Sunday, May 12, 2024

In infinity, is repetition inevitable?

      Of course, the concepts of infinite space and time are rooted in the observations and calculations of cosmologists, and I will leave those discussions to them. My question is more of what a possible infinite extension of space and time, as in an ever-inflationary/expanding universe, would imply about repetition.

     When we say "infinite," we of course know what we mean. But to really think that space and time is never, never, never ending .... leads to a conundrum in the back of my mind when I read all these discussions of cosmology. 

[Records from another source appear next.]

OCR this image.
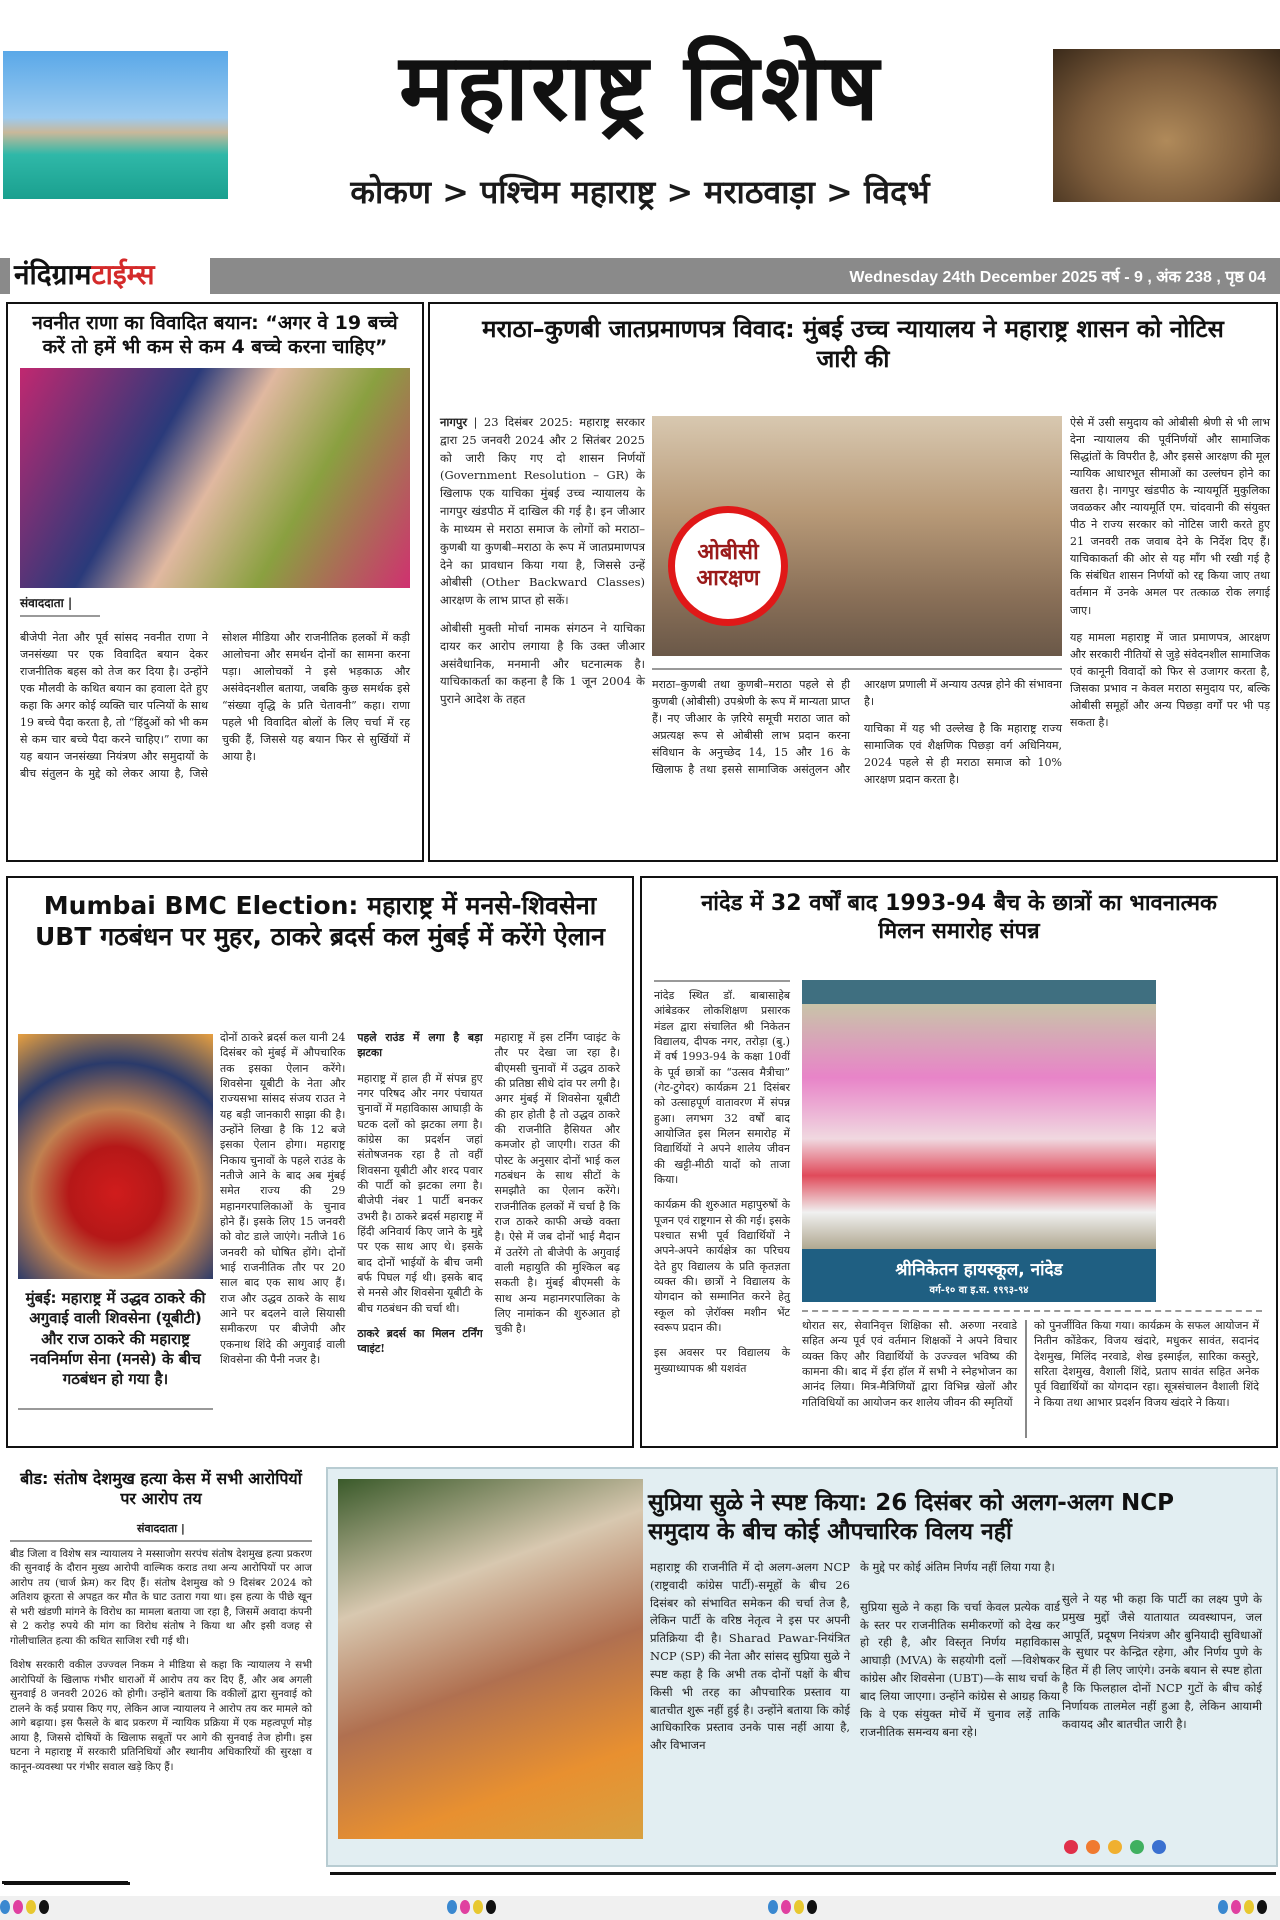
महाराष्ट्र विशेष
कोकण > पश्चिम महाराष्ट्र > मराठवाड़ा > विदर्भ
नंदिग्राम टाईम्स	Wednesday 24th December 2025 वर्ष - 9 , अंक 238 , पृष्ठ 04
नवनीत राणा का विवादित बयान: “अगर वे 19 बच्चे करें तो हमें भी कम से कम 4 बच्चे करना चाहिए”
संवाददाता |

बीजेपी नेता और पूर्व सांसद नवनीत राणा ने जनसंख्या पर एक विवादित बयान देकर राजनीतिक बहस को तेज कर दिया है। उन्होंने एक मौलवी के कथित बयान का हवाला देते हुए कहा कि अगर कोई व्यक्ति चार पत्नियों के साथ 19 बच्चे पैदा करता है, तो “हिंदुओं को भी कम से कम चार बच्चे पैदा करने चाहिए।” राणा का यह बयान जनसंख्या नियंत्रण और समुदायों के बीच संतुलन के मुद्दे को लेकर आया है, जिसे सोशल मीडिया और राजनीतिक हलकों में कड़ी आलोचना और समर्थन दोनों का सामना करना पड़ा। आलोचकों ने इसे भड़काऊ और असंवेदनशील बताया, जबकि कुछ समर्थक इसे “संख्या वृद्धि के प्रति चेतावनी” कहा। राणा पहले भी विवादित बोलों के लिए चर्चा में रह चुकी हैं, जिससे यह बयान फिर से सुर्खियों में आया है।

मराठा–कुणबी जातप्रमाणपत्र विवाद: मुंबई उच्च न्यायालय ने महाराष्ट्र शासन को नोटिस जारी की

नागपुर | 23 दिसंबर 2025: महाराष्ट्र सरकार द्वारा 25 जनवरी 2024 और 2 सितंबर 2025 को जारी किए गए दो शासन निर्णयों (Government Resolution – GR) के खिलाफ एक याचिका मुंबई उच्च न्यायालय के नागपुर खंडपीठ में दाखिल की गई है। इन जीआर के माध्यम से मराठा समाज के लोगों को मराठा–कुणबी या कुणबी–मराठा के रूप में जातप्रमाणपत्र देने का प्रावधान किया गया है, जिससे उन्हें ओबीसी (Other Backward Classes) आरक्षण के लाभ प्राप्त हो सकें।

ओबीसी मुक्ती मोर्चा नामक संगठन ने याचिका दायर कर आरोप लगाया है कि उक्त जीआर असंवैधानिक, मनमानी और घटनात्मक है। याचिकाकर्ता का कहना है कि 1 जून 2004 के पुराने आदेश के तहत

ओबीसी
आरक्षण

मराठा–कुणबी तथा कुणबी–मराठा पहले से ही कुणबी (ओबीसी) उपश्रेणी के रूप में मान्यता प्राप्त हैं। नए जीआर के ज़रिये समूची मराठा जात को अप्रत्यक्ष रूप से ओबीसी लाभ प्रदान करना संविधान के अनुच्छेद 14, 15 और 16 के खिलाफ है तथा इससे सामाजिक असंतुलन और आरक्षण प्रणाली में अन्याय उत्पन्न होने की संभावना है।

याचिका में यह भी उल्लेख है कि महाराष्ट्र राज्य सामाजिक एवं शैक्षणिक पिछड़ा वर्ग अधिनियम, 2024 पहले से ही मराठा समाज को 10% आरक्षण प्रदान करता है।

ऐसे में उसी समुदाय को ओबीसी श्रेणी से भी लाभ देना न्यायालय की पूर्वनिर्णयों और सामाजिक सिद्धांतों के विपरीत है, और इससे आरक्षण की मूल न्यायिक आधारभूत सीमाओं का उल्लंघन होने का खतरा है। नागपुर खंडपीठ के न्यायमूर्ति मुकुलिका जवळकर और न्यायमूर्ति एम. चांदवानी की संयुक्त पीठ ने राज्य सरकार को नोटिस जारी करते हुए 21 जनवरी तक जवाब देने के निर्देश दिए हैं। याचिकाकर्ता की ओर से यह माँग भी रखी गई है कि संबंधित शासन निर्णयों को रद्द किया जाए तथा वर्तमान में उनके अमल पर तत्काळ रोक लगाई जाए।

यह मामला महाराष्ट्र में जात प्रमाणपत्र, आरक्षण और सरकारी नीतियों से जुड़े संवेदनशील सामाजिक एवं कानूनी विवादों को फिर से उजागर करता है, जिसका प्रभाव न केवल मराठा समुदाय पर, बल्कि ओबीसी समूहों और अन्य पिछड़ा वर्गों पर भी पड़ सकता है।

Mumbai BMC Election: महाराष्ट्र में मनसे-शिवसेना UBT गठबंधन पर मुहर, ठाकरे ब्रदर्स कल मुंबई में करेंगे ऐलान
मुंबई: महाराष्ट्र में उद्धव ठाकरे की अगुवाई वाली शिवसेना (यूबीटी) और राज ठाकरे की महाराष्ट्र नवनिर्माण सेना (मनसे) के बीच गठबंधन हो गया है।

दोनों ठाकरे ब्रदर्स कल यानी 24 दिसंबर को मुंबई में औपचारिक तक इसका ऐलान करेंगे। शिवसेना यूबीटी के नेता और राज्यसभा सांसद संजय राउत ने यह बड़ी जानकारी साझा की है। उन्होंने लिखा है कि 12 बजे इसका ऐलान होगा। महाराष्ट्र निकाय चुनावों के पहले राउंड के नतीजे आने के बाद अब मुंबई समेत राज्य की 29 महानगरपालिकाओं के चुनाव होने हैं। इसके लिए 15 जनवरी को वोट डाले जाएंगे। नतीजे 16 जनवरी को घोषित होंगे। दोनों भाई राजनीतिक तौर पर 20 साल बाद एक साथ आए हैं। राज और उद्धव ठाकरे के साथ आने पर बदलने वाले सियासी समीकरण पर बीजेपी और एकनाथ शिंदे की अगुवाई वाली शिवसेना की पैनी नजर है।

पहले राउंड में लगा है बड़ा झटका

महाराष्ट्र में हाल ही में संपन्न हुए नगर परिषद और नगर पंचायत चुनावों में महाविकास आघाड़ी के घटक दलों को झटका लगा है। कांग्रेस का प्रदर्शन जहां संतोषजनक रहा है तो वहीं शिवसना यूबीटी और शरद पवार की पार्टी को झटका लगा है। बीजेपी नंबर 1 पार्टी बनकर उभरी है। ठाकरे ब्रदर्स महाराष्ट्र में हिंदी अनिवार्य किए जाने के मुद्दे पर एक साथ आए थे। इसके बाद दोनों भाईयों के बीच जमी बर्फ पिघल गई थी। इसके बाद से मनसे और शिवसेना यूबीटी के बीच गठबंधन की चर्चा थी।

ठाकरे ब्रदर्स का मिलन टर्निंग प्वाइंट!

महाराष्ट्र में इस टर्निंग प्वाइंट के तौर पर देखा जा रहा है। बीएमसी चुनावों में उद्धव ठाकरे की प्रतिष्ठा सीधे दांव पर लगी है। अगर मुंबई में शिवसेना यूबीटी की हार होती है तो उद्धव ठाकरे की राजनीति हैसियत और कमजोर हो जाएगी। राउत की पोस्ट के अनुसार दोनों भाई कल गठबंधन के साथ सीटों के समझौते का ऐलान करेंगे। राजनीतिक हलकों में चर्चा है कि राज ठाकरे काफी अच्छे वक्ता है। ऐसे में जब दोनों भाई मैदान में उतरेंगे तो बीजेपी के अगुवाई वाली महायुति की मुश्किल बढ़ सकती है। मुंबई बीएमसी के साथ अन्य महानगरपालिका के लिए नामांकन की शुरुआत हो चुकी है।

नांदेड में 32 वर्षों बाद 1993-94 बैच के छात्रों का भावनात्मक मिलन समारोह संपन्न

नांदेड स्थित डॉ. बाबासाहेब आंबेडकर लोकशिक्षण प्रसारक मंडल द्वारा संचालित श्री निकेतन विद्यालय, दीपक नगर, तरोड़ा (बु.) में वर्ष 1993-94 के कक्षा 10वीं के पूर्व छात्रों का “उत्सव मैत्रीचा” (गेट-टुगेदर) कार्यक्रम 21 दिसंबर को उत्साहपूर्ण वातावरण में संपन्न हुआ। लगभग 32 वर्षों बाद आयोजित इस मिलन समारोह में विद्यार्थियों ने अपने शालेय जीवन की खट्टी-मीठी यादों को ताजा किया।

कार्यक्रम की शुरुआत महापुरुषों के पूजन एवं राष्ट्रगान से की गई। इसके पश्चात सभी पूर्व विद्यार्थियों ने अपने-अपने कार्यक्षेत्र का परिचय देते हुए विद्यालय के प्रति कृतज्ञता व्यक्त की। छात्रों ने विद्यालय के योगदान को सम्मानित करने हेतु स्कूल को ज़ेरॉक्स मशीन भेंट स्वरूप प्रदान की।

इस अवसर पर विद्यालय के मुख्याध्यापक श्री यशवंत

श्रीनिकेतन हायस्कूल, नांदेड
वर्ग-१० वा इ.स. १९९३-९४

थोरात सर, सेवानिवृत्त शिक्षिका सौ. अरुणा नरवाडे सहित अन्य पूर्व एवं वर्तमान शिक्षकों ने अपने विचार व्यक्त किए और विद्यार्थियों के उज्ज्वल भविष्य की कामना की। बाद में ईरा हॉल में सभी ने स्नेहभोजन का आनंद लिया। मित्र-मैत्रिणियों द्वारा विभिन्न खेलों और गतिविधियों का आयोजन कर शालेय जीवन की स्मृतियों

को पुनर्जीवित किया गया। कार्यक्रम के सफल आयोजन में नितीन कोंडेकर, विजय खंदारे, मधुकर सावंत, सदानंद देशमुख, मिलिंद नरवाडे, शेख इस्माईल, सारिका कस्तुरे, सरिता देशमुख, वैशाली शिंदे, प्रताप सावंत सहित अनेक पूर्व विद्यार्थियों का योगदान रहा। सूत्रसंचालन वैशाली शिंदे ने किया तथा आभार प्रदर्शन विजय खंदारे ने किया।

बीड: संतोष देशमुख हत्या केस में सभी आरोपियों पर आरोप तय
संवाददाता |

बीड जिला व विशेष सत्र न्यायालय ने मस्साजोग सरपंच संतोष देशमुख हत्या प्रकरण की सुनवाई के दौरान मुख्य आरोपी वाल्मिक कराड तथा अन्य आरोपियों पर आज आरोप तय (चार्ज फ्रेम) कर दिए हैं। संतोष देशमुख को 9 दिसंबर 2024 को अतिशय क्रूरता से अपहृत कर मौत के घाट उतारा गया था। इस हत्या के पीछे खून से भरी खंडणी मांगने के विरोध का मामला बताया जा रहा है, जिसमें अवादा कंपनी से 2 करोड़ रुपये की मांग का विरोध संतोष ने किया था और इसी वजह से गोलीचालित हत्या की कथित साजिश रची गई थी।

विशेष सरकारी वकील उज्ज्वल निकम ने मीडिया से कहा कि न्यायालय ने सभी आरोपियों के खिलाफ गंभीर धाराओं में आरोप तय कर दिए हैं, और अब अगली सुनवाई 8 जनवरी 2026 को होगी। उन्होंने बताया कि वकीलों द्वारा सुनवाई को टालने के कई प्रयास किए गए, लेकिन आज न्यायालय ने आरोप तय कर मामले को आगे बढ़ाया। इस फैसले के बाद प्रकरण में न्यायिक प्रक्रिया में एक महत्वपूर्ण मोड़ आया है, जिससे दोषियों के खिलाफ सबूतों पर आगे की सुनवाई तेज होगी। इस घटना ने महाराष्ट्र में सरकारी प्रतिनिधियों और स्थानीय अधिकारियों की सुरक्षा व कानून-व्यवस्था पर गंभीर सवाल खड़े किए हैं।

सुप्रिया सुळे ने स्पष्ट किया: 26 दिसंबर को अलग-अलग NCP समुदाय के बीच कोई औपचारिक विलय नहीं

महाराष्ट्र की राजनीति में दो अलग-अलग NCP (राष्ट्रवादी कांग्रेस पार्टी)-समूहों के बीच 26 दिसंबर को संभावित समेकन की चर्चा तेज है, लेकिन पार्टी के वरिष्ठ नेतृत्व ने इस पर अपनी प्रतिक्रिया दी है। Sharad Pawar-नियंत्रित NCP (SP) की नेता और सांसद सुप्रिया सुळे ने स्पष्ट कहा है कि अभी तक दोनों पक्षों के बीच किसी भी तरह का औपचारिक प्रस्ताव या बातचीत शुरू नहीं हुई है। उन्होंने बताया कि कोई आधिकारिक प्रस्ताव उनके पास नहीं आया है, और विभाजन

के मुद्दे पर कोई अंतिम निर्णय नहीं लिया गया है।

सुप्रिया सुळे ने कहा कि चर्चा केवल प्रत्येक वार्ड के स्तर पर राजनीतिक समीकरणों को देख कर हो रही है, और विस्तृत निर्णय महाविकास आघाड़ी (MVA) के सहयोगी दलों —विशेषकर कांग्रेस और शिवसेना (UBT)—के साथ चर्चा के बाद लिया जाएगा। उन्होंने कांग्रेस से आग्रह किया कि वे एक संयुक्त मोर्चे में चुनाव लड़ें ताकि राजनीतिक समन्वय बना रहे।

सुले ने यह भी कहा कि पार्टी का लक्ष्य पुणे के प्रमुख मुद्दों जैसे यातायात व्यवस्थापन, जल आपूर्ति, प्रदूषण नियंत्रण और बुनियादी सुविधाओं के सुधार पर केन्द्रित रहेगा, और निर्णय पुणे के हित में ही लिए जाएंगे। उनके बयान से स्पष्ट होता है कि फिलहाल दोनों NCP गुटों के बीच कोई निर्णायक तालमेल नहीं हुआ है, लेकिन आयामी कवायद और बातचीत जारी है।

     Does infinity imply that structures we see, ideas we see - planets, moons, suns, life, people - have to, at least in some way, repeat themselves? If there truly is no end to the extent of the universe, if time really has no end (and I'm not at all saying this is the case, of course), but if it were, would these entities have to arise again? Not, of course, simultaneously, but at some time in that infinite, never-ending timescale?

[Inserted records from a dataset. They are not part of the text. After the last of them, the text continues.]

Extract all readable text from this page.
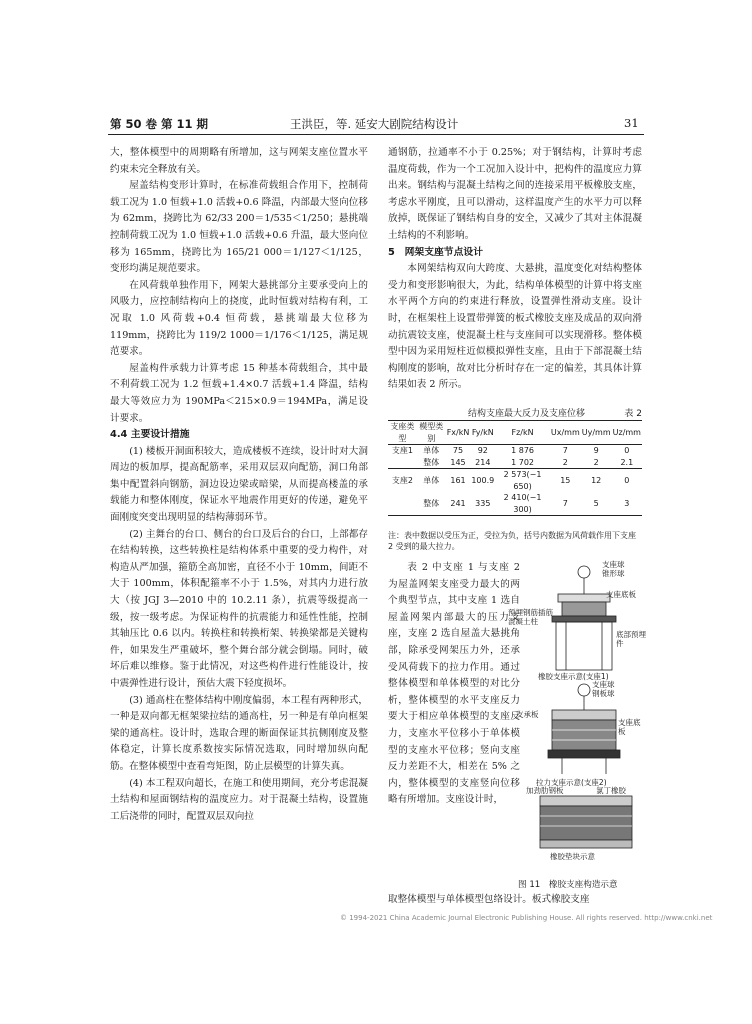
第 50 卷 第 11 期	王洪臣，等. 延安大剧院结构设计	31

大，整体模型中的周期略有所增加，这与网架支座位置水平约束未完全释放有关。

屋盖结构变形计算时，在标准荷载组合作用下，控制荷载工况为 1.0 恒载+1.0 活载+0.6 降温，内部最大竖向位移为 62mm，挠跨比为 62/33 200＝1/535＜1/250；悬挑端控制荷载工况为 1.0 恒载+1.0 活载+0.6 升温，最大竖向位移为 165mm，挠跨比为 165/21 000＝1/127＜1/125，变形均满足规范要求。

在风荷载单独作用下，网架大悬挑部分主要承受向上的风吸力，应控制结构向上的挠度，此时恒载对结构有利，工况取 1.0 风荷载+0.4 恒荷载，悬挑端最大位移为 119mm，挠跨比为 119/2 1000＝1/176＜1/125，满足规范要求。

屋盖构件承载力计算考虑 15 种基本荷载组合，其中最不利荷载工况为 1.2 恒载+1.4×0.7 活载+1.4 降温，结构最大等效应力为 190MPa＜215×0.9＝194MPa，满足设计要求。

4.4 主要设计措施

(1) 楼板开洞面积较大，造成楼板不连续，设计时对大洞周边的板加厚，提高配筋率，采用双层双向配筋，洞口角部集中配置斜向钢筋，洞边设边梁或暗梁，从而提高楼盖的承载能力和整体刚度，保证水平地震作用更好的传递，避免平面刚度突变出现明显的结构薄弱环节。

(2) 主舞台的台口、侧台的台口及后台的台口，上部都存在结构转换，这些转换柱是结构体系中重要的受力构件，对构造从严加强，箍筋全高加密，直径不小于 10mm，间距不大于 100mm，体积配箍率不小于 1.5%，对其内力进行放大（按 JGJ 3—2010 中的 10.2.11 条），抗震等级提高一级，按一级考虑。为保证构件的抗震能力和延性性能，控制其轴压比 0.6 以内。转换柱和转换桁架、转换梁都是关键构件，如果发生严重破坏，整个舞台部分就会倒塌。同时，破坏后难以维修。鉴于此情况，对这些构件进行性能设计，按中震弹性进行设计，预估大震下轻度损坏。

(3) 通高柱在整体结构中刚度偏弱，本工程有两种形式，一种是双向都无框架梁拉结的通高柱，另一种是有单向框架梁的通高柱。设计时，选取合理的断面保证其抗侧刚度及整体稳定，计算长度系数按实际情况选取，同时增加纵向配筋。在整体模型中查看弯矩图，防止层模型的计算失真。

(4) 本工程双向超长，在施工和使用期间，充分考虑混凝土结构和屋面钢结构的温度应力。对于混凝土结构，设置施工后浇带的同时，配置双层双向拉

通钢筋，拉通率不小于 0.25%；对于钢结构，计算时考虑温度荷载，作为一个工况加入设计中，把构件的温度应力算出来。钢结构与混凝土结构之间的连接采用平板橡胶支座，考虑水平刚度，且可以滑动，这样温度产生的水平力可以释放掉，既保证了钢结构自身的安全，又减少了其对主体混凝土结构的不利影响。

5　网架支座节点设计

本网架结构双向大跨度、大悬挑，温度变化对结构整体受力和变形影响很大，为此，结构单体模型的计算中将支座水平两个方向的约束进行释放，设置弹性滑动支座。设计时，在框架柱上设置带弹簧的板式橡胶支座及成品的双向滑动抗震铰支座，使混凝土柱与支座间可以实现滑移。整体模型中因为采用短柱近似模拟弹性支座，且由于下部混凝土结构刚度的影响，故对比分析时存在一定的偏差，其具体计算结果如表 2 所示。

结构支座最大反力及支座位移	表 2
支座类型	模型类别	Fx/kN	Fy/kN	Fz/kN	Ux/mm	Uy/mm	Uz/mm
支座1	单体	75	92	1 876	7	9	0
	整体	145	214	1 702	2	2	2.1
支座2	单体	161	100.9	2 573(−1 650)	15	12	0
	整体	241	335	2 410(−1 300)	7	5	3
注：表中数据以受压为正，受拉为负，括号内数据为风荷载作用下支座 2 受到的最大拉力。

表 2 中支座 1 与支座 2 为屋盖网架支座受力最大的两个典型节点，其中支座 1 选自屋盖网架内部最大的压力支座，支座 2 选自屋盖大悬挑角部，除承受网架压力外，还承受风荷载下的拉力作用。通过整体模型和单体模型的对比分析，整体模型的水平支座反力要大于相应单体模型的支座反力，支座水平位移小于单体模型的支座水平位移；竖向支座反力差距不大，相差在 5% 之内，整体模型的支座竖向位移略有所增加。支座设计时，

支座球
锥形球
支座底板
预埋钢筋插筋混凝土柱
底部预埋件
橡胶支座示意(支座1)
支座球
钢板球
支承板
支座底板
拉力支座示意(支座2)
加劲肋钢板	氯丁橡胶
橡胶垫块示意
图 11　橡胶支座构造示意

取整体模型与单体模型包络设计。板式橡胶支座

© 1994-2021 China Academic Journal Electronic Publishing House. All rights reserved. http://www.cnki.net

     Millions, billions, trillions of years in the never-ending future or past, would another Earth have to exist? Another moon? Another Earth on which life, just like ours, arises? Infinite - there is no limit, there is no end. 

     Fundamentally, I believe the answer is no. We are each unique. We - you and I - cannot be repeated. No other human that looks exactly like me and thinks exactly like me could ever arise, even if time is never-ending. No, the same Earth would not arise again. But, mathematically, it seems to me, never-ending implies all these things have to occur again. 

     It's scary when imagination collides - or works together with! - thoughts of infinity.